民法892条に、推定相続人の廃除の規定があります。

 民法892条

  遺留分を有する推定相続人(相続が開始した場合に相続人となるべきものをいう。以下同じ。)が、被相続人に対し虐待をし、もしくはこれに重大な侮辱を加えたとき、又は推定相続人にその他の著しい非行があったときは、被相続人は、その推定相続人の廃除を家庭裁判所に請求することができる。

 条文の文末が「請求することができる」という表現になっていることでも分かるように、廃除を請求するかしないかは被相続人の意思に委ねられています。廃除には生前廃除と遺言廃除があります。生前廃除は、被相続人が生前に家庭裁判所で廃除を申し立てることです。遺言廃除は、遺言の効力が発生した後に、遺言執行者が家庭裁判所に廃除の申し立てをすることです。よって遺言で廃除をしようとするのであれば、遺言執行者の指定は欠かせません。

 廃除の対象は「遺留分を有する推定相続人」ですので、具体的には配偶者、子、直系尊属です。兄弟姉妹には遺留分がないので廃除することができませんが、遺言や生前処分によって相続分がゼロとなるようにできます。

 条文上の「推定相続人」とは、現時点での最優先順位の相続人を指します。従って子と親がいる者にとっては子が最優先順位の相続人ですので、親を廃除することはできません。遺留分を放棄している相続人も廃除できないという判例があります。

 廃除事由は ①虐待 ②重大な侮辱 ③著しい非行 です。単に被相続人の感情だけで判断するのではなく、過去の経緯や社会通念に照らして客観的に判断されます。

 遺言廃除をするときは、廃除の意思がはっきり分かれば良く必ずしも理由を明記する必要はありませんが、家庭裁判所で審理を行うための最低限の情報は記載しておくべきです。
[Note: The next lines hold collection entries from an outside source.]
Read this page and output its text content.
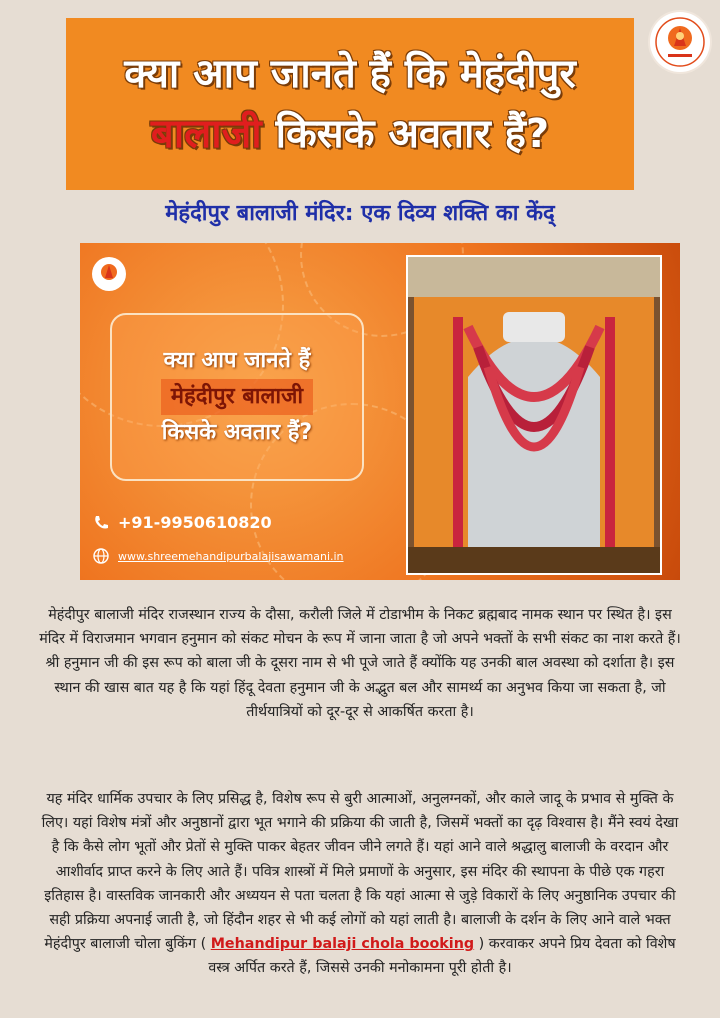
क्या आप जानते हैं कि मेहंदीपुर
बालाजी किसके अवतार हैं?
मेहंदीपुर बालाजी मंदिर: एक दिव्य शक्ति का केंद्
क्या आप जानते हैं
मेहंदीपुर बालाजी
किसके अवतार हैं?
+91-9950610820
www.shreemehandipurbalajisawamani.in
मेहंदीपुर बालाजी मंदिर राजस्थान राज्य के दौसा, करौली जिले में टोडाभीम के निकट ब्रह्मबाद नामक स्थान पर स्थित है। इस मंदिर में विराजमान भगवान हनुमान को संकट मोचन के रूप में जाना जाता है जो अपने भक्तों के सभी संकट का नाश करते हैं। श्री हनुमान जी की इस रूप को बाला जी के दूसरा नाम से भी पूजे जाते हैं क्योंकि यह उनकी बाल अवस्था को दर्शाता है। इस स्थान की खास बात यह है कि यहां हिंदू देवता हनुमान जी के अद्भुत बल और सामर्थ्य का अनुभव किया जा सकता है, जो तीर्थयात्रियों को दूर-दूर से आकर्षित करता है।
यह मंदिर धार्मिक उपचार के लिए प्रसिद्ध है, विशेष रूप से बुरी आत्माओं, अनुलग्नकों, और काले जादू के प्रभाव से मुक्ति के लिए। यहां विशेष मंत्रों और अनुष्ठानों द्वारा भूत भगाने की प्रक्रिया की जाती है, जिसमें भक्तों का दृढ़ विश्वास है। मैंने स्वयं देखा है कि कैसे लोग भूतों और प्रेतों से मुक्ति पाकर बेहतर जीवन जीने लगते हैं। यहां आने वाले श्रद्धालु बालाजी के वरदान और आशीर्वाद प्राप्त करने के लिए आते हैं। पवित्र शास्त्रों में मिले प्रमाणों के अनुसार, इस मंदिर की स्थापना के पीछे एक गहरा इतिहास है। वास्तविक जानकारी और अध्ययन से पता चलता है कि यहां आत्मा से जुड़े विकारों के लिए अनुष्ठानिक उपचार की सही प्रक्रिया अपनाई जाती है, जो हिंदौन शहर से भी कई लोगों को यहां लाती है। बालाजी के दर्शन के लिए आने वाले भक्त मेहंदीपुर बालाजी चोला बुकिंग ( Mehandipur balaji chola booking ) करवाकर अपने प्रिय देवता को विशेष वस्त्र अर्पित करते हैं, जिससे उनकी मनोकामना पूरी होती है।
 被相続人はいつでも、廃除の取消しを家庭裁判所に請求することができます。遺言で廃除の取消しをすることもできます。その場合は遺言執行書が家庭裁判所に取消しを請求します。遺言で取消す場合は条件をつけることもできます。例えば「ギャンブルをやめ、職に就き、まともな生活をすることを条件に、廃除を取消す。」という感じです。条件をつけるときはできるだけ具体的に記載しましょう。